Produktverantwortung

Die Sicherheit unserer Produkte kontrollieren wir entlang ihrer Wertschöpfungskette: vom Einkauf der Materialien, über die Produktion bis zur Anwendung bei unseren Kunden. Die Grundlage dafür ist eine global gültige Leitlinie für Produktverantwortung. Wir analysieren zum Beispiel ökologische Auswirkungen oder die Toxizität von Substanzen und dokumentieren die Ergebnisse in einer zentralen Datenbank. Diese dient unter anderem als Informationsquelle für Sicherheitsmaßnahmen bei Transporten sowie für Informationen, die wir Kunden und der Öffentlichkeit zur Verfügung stellen.
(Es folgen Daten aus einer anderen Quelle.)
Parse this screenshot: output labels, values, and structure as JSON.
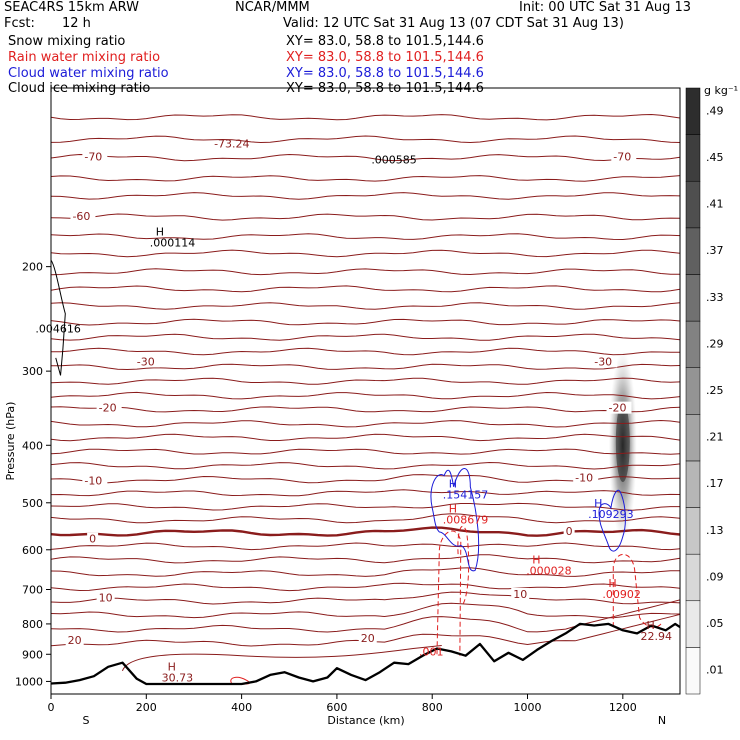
{
  "header": {
    "model": "SEAC4RS 15km ARW",
    "org": "NCAR/MMM",
    "init": "Init: 00 UTC Sat 31 Aug 13",
    "fcst_label": "Fcst:",
    "fcst_value": "12 h",
    "valid": "Valid: 12 UTC Sat 31 Aug 13 (07 CDT Sat 31 Aug 13)",
    "fields": [
      {
        "name": "Snow mixing ratio",
        "xy": "XY=  83.0, 58.8 to 101.5,144.6",
        "color": "#000000"
      },
      {
        "name": "Rain water mixing ratio",
        "xy": "XY=  83.0, 58.8 to 101.5,144.6",
        "color": "#e02020"
      },
      {
        "name": "Cloud water mixing ratio",
        "xy": "XY=  83.0, 58.8 to 101.5,144.6",
        "color": "#1c1cd8"
      },
      {
        "name": "Cloud ice mixing ratio",
        "xy": "XY=  83.0, 58.8 to 101.5,144.6",
        "color": "#000000"
      }
    ]
  },
  "chart_data": {
    "type": "cross-section",
    "xlabel": "Distance (km)",
    "ylabel": "Pressure (hPa)",
    "xlim": [
      0,
      1320
    ],
    "ylim": [
      1050,
      100
    ],
    "x_ticks": [
      0,
      200,
      400,
      600,
      800,
      1000,
      1200
    ],
    "y_ticks": [
      200,
      300,
      400,
      500,
      600,
      700,
      800,
      900,
      1000
    ],
    "y_scale": "log",
    "end_labels": {
      "left": "S",
      "right": "N"
    },
    "colorbar": {
      "unit": "g kg⁻¹",
      "levels": [
        ".01",
        ".05",
        ".09",
        ".13",
        ".17",
        ".21",
        ".25",
        ".29",
        ".33",
        ".37",
        ".41",
        ".45",
        ".49"
      ]
    },
    "isotherm_labels": [
      {
        "text": "-70",
        "x": 70,
        "p": 131
      },
      {
        "text": "-70",
        "x": 1180,
        "p": 131
      },
      {
        "text": "-60",
        "x": 45,
        "p": 165
      },
      {
        "text": "-30",
        "x": 180,
        "p": 290
      },
      {
        "text": "-30",
        "x": 1140,
        "p": 290
      },
      {
        "text": "-20",
        "x": 100,
        "p": 347
      },
      {
        "text": "-20",
        "x": 1170,
        "p": 347
      },
      {
        "text": "-10",
        "x": 70,
        "p": 460
      },
      {
        "text": "-10",
        "x": 1100,
        "p": 455
      },
      {
        "text": "0",
        "x": 80,
        "p": 577
      },
      {
        "text": "0",
        "x": 1080,
        "p": 560
      },
      {
        "text": "10",
        "x": 100,
        "p": 725
      },
      {
        "text": "10",
        "x": 970,
        "p": 715
      },
      {
        "text": "20",
        "x": 35,
        "p": 855
      },
      {
        "text": "20",
        "x": 650,
        "p": 848
      }
    ],
    "extrema_labels": [
      {
        "mark": "H",
        "value": ".000114",
        "x": 245,
        "p": 185,
        "color": "#000000"
      },
      {
        "mark": "",
        "value": "-73.24",
        "x": 380,
        "p": 126,
        "color": "#8a1c1c"
      },
      {
        "mark": "",
        "value": ".000585",
        "x": 710,
        "p": 134,
        "color": "#000000"
      },
      {
        "mark": "",
        "value": ".004616",
        "x": 5,
        "p": 258,
        "color": "#000000"
      },
      {
        "mark": "H",
        "value": ".154157",
        "x": 860,
        "p": 492,
        "color": "#1c1cd8"
      },
      {
        "mark": "H",
        "value": ".008679",
        "x": 860,
        "p": 542,
        "color": "#e02020"
      },
      {
        "mark": "H",
        "value": ".109293",
        "x": 1165,
        "p": 530,
        "color": "#1c1cd8"
      },
      {
        "mark": "H",
        "value": ".000028",
        "x": 1035,
        "p": 660,
        "color": "#e02020"
      },
      {
        "mark": "H",
        "value": ".00902",
        "x": 1195,
        "p": 723,
        "color": "#e02020"
      },
      {
        "mark": "H",
        "value": "22.94",
        "x": 1275,
        "p": 852,
        "color": "#8a1c1c"
      },
      {
        "mark": "H",
        "value": "30.73",
        "x": 270,
        "p": 1000,
        "color": "#8a1c1c"
      },
      {
        "mark": "",
        "value": ".001",
        "x": 810,
        "p": 905,
        "color": "#e02020"
      }
    ],
    "terrain": {
      "x": [
        0,
        30,
        60,
        90,
        120,
        150,
        180,
        200,
        300,
        400,
        430,
        460,
        490,
        520,
        550,
        580,
        600,
        630,
        660,
        690,
        720,
        750,
        780,
        810,
        840,
        870,
        900,
        930,
        960,
        990,
        1020,
        1050,
        1080,
        1110,
        1140,
        1170,
        1200,
        1230,
        1260,
        1290,
        1310,
        1320
      ],
      "p": [
        1008,
        1005,
        995,
        980,
        945,
        930,
        990,
        1010,
        1010,
        1010,
        1000,
        975,
        965,
        985,
        1000,
        985,
        950,
        975,
        995,
        965,
        930,
        935,
        905,
        880,
        890,
        905,
        865,
        925,
        895,
        920,
        885,
        855,
        830,
        800,
        805,
        800,
        820,
        830,
        805,
        820,
        800,
        810
      ]
    }
  }
}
Linde hält mehr als 18.000 Sicherheitsdatenblätter für Produkte in einer Vielzahl von Sprachen bereit. In den kommenden fünf Jahren planen wir, die Sicherheitsdatenblätter weiter zu verbessern und die Kennzeichnung von Produkten bei Transporten weiterzuentwickeln. Hierfür haben wir Kosten von mehr als 3 Mio. EUR eingeplant.

Für Standorte, an denen besonders sensitive Chemikalien produziert oder gehandhabt werden, haben wir spezielle Risikobeurteilungen für Produktsicherheit entwickelt. Diese werden weltweit auf einheitlicher Basis durchgeführt, bisher in 17 Ländern. Im Berichtsjahr stand hier die Region Südostasien im Fokus. Derzeit liegen solche Risikobeurteilungen für Standorte vor, die insgesamt mehr als 75 Prozent des Umsatzes mit Chemikalien in dieser Region repräsentieren.

1.200

Teilnehmer bei Schulungen unseres Sicherheitspogramms für Kunden in Deutschland

Je nach Risiko untersuchen speziell geschulte Mitarbeiter von Linde auch vor der Lieferung bei Kunden vor Ort, ob die Voraussetzungen für einen sachgerechten Umgang mit den Gasen gegeben sind. Darüber hinaus bieten wir Schulungen zur sicheren Handhabung mit unseren Produkten an. An diesen nehmen sowohl Mitarbeiter als auch Kunden teil. Über das unternehmenseigene Kundensicherheitsprogramm LIPROTECT® beispielsweise haben wir im Berichtsjahr in Deutschland rund 1.200 Teilnehmer im verantwortungsvollen Umgang mit Gasen geschult. Darüber hinaus haben wir im Jahr 2013 ein neues E-Learning-Programm für die sichere Handhabung von Chemikalien eingeführt.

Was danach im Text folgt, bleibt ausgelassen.